The purpose of the course is to provide the students with a general introduction to international law, with a special emphasis on the law of treaties, the sources of international law, international legal theory, and the concept of Statehood.
The course will look into different aspects of international law, that represents requisites to have a general understanding of international law. These include, but are not limited to, sources of international law, relations between international law and municipal law, statehood, legal requisites of international legal subjects other than states, law of the treaties, dispute settlement mechanisms, state responsibility, international organizations and law of the sea. The below-mentioned topics will explicitly be addressed: • Definition of a treaty. • Constitutive criteria of international customary law. • General principles of law as sources of international law. • The prevalence of international law over municipal law. • International legal subjectivity. • The constitutive criteria of statehood. • General principles in the law on treaties. • Customary interpretative rules. • The rules and principles on responsibility for international wrongful acts. • Fundamental principles underlying dispute settlement mechanisms. • International organisations and their status as (limited) subjects of international law. • Basic principles underlying the UN organisation. • Coastal States exclusive and sovereign rights to exploit natural resources in EEZ. • The continental shelf in international law. • The theory of international law and the different roles of international jurists.

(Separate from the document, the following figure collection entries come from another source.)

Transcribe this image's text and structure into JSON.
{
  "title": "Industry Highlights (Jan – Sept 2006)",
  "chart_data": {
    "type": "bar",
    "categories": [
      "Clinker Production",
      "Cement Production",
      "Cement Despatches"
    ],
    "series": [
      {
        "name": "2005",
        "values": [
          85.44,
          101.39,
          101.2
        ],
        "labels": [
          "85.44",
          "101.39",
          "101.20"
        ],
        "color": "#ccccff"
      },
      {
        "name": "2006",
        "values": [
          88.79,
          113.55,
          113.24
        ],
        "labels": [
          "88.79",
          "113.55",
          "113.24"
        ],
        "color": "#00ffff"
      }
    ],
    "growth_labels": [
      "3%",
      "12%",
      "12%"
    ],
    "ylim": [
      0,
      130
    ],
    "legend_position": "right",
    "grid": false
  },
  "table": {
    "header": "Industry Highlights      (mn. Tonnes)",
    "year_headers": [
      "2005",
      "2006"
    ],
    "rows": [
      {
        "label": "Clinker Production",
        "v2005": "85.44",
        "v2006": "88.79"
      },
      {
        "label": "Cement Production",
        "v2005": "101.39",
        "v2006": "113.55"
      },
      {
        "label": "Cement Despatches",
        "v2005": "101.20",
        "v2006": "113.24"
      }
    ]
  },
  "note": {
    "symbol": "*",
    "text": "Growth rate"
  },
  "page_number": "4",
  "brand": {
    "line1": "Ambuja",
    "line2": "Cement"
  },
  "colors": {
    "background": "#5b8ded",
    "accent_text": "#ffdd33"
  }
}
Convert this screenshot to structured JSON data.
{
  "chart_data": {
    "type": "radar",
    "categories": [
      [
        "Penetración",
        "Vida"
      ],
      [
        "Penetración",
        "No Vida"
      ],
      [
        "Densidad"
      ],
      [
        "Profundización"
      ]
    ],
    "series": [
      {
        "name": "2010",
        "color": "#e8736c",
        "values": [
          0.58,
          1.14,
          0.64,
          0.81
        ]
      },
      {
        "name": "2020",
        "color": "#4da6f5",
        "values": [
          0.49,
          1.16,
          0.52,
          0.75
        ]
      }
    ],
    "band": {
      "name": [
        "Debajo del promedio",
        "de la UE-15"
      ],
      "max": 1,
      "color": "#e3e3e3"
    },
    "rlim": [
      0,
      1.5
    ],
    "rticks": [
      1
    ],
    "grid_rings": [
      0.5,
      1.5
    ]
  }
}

Learning and teaching approaches
Approx 40-45 class teaching (confrontation) hours. The course will consist of lectures of the teacher, but also include class discussions and assignments based on a critical dialogical model played out between students and students and teacher.
Learning outcomes
After completion of the course, the students shall be able to: - Describe international law, the legal sources, powers, institutions and mechanisms and institutions of conflict resolutions. - Demonstrate concrete and broad knowledge on substantive subjects of international law. - Explain the relevant methods of interpretation and the challenges of interpretation, including the importance of dynamic practice and customary law. - Understand and analyze complex jurisdictional aspects with regard to the resolution of international disputes. - Explain the practise of the various organs of conflict resolution. - Demonstrate abilities to apply international law. - Analyse the development that can be seen or be expected in various subfields of the discipline of international law. - Present and formulate knowledge and arguments correctly and succinctly in eloquent and correct language.
Assessment method
A multiple-choice exam early to the midt course will constitute 25% of the grade. A final written 4-hour exam at the end of the course will count for 75%. It is a precondition for attending the final written exam that the multiple-choice exam is passed. It is also a precondition for passing the course as a whole that the final written exam is passed. Only one combined grade will be given for both exam components.
Marking scale
Bjørn Kunoy: Materials for International Law, will be available on Moodle prior to teaching sessions. Between 800 and 900 pages.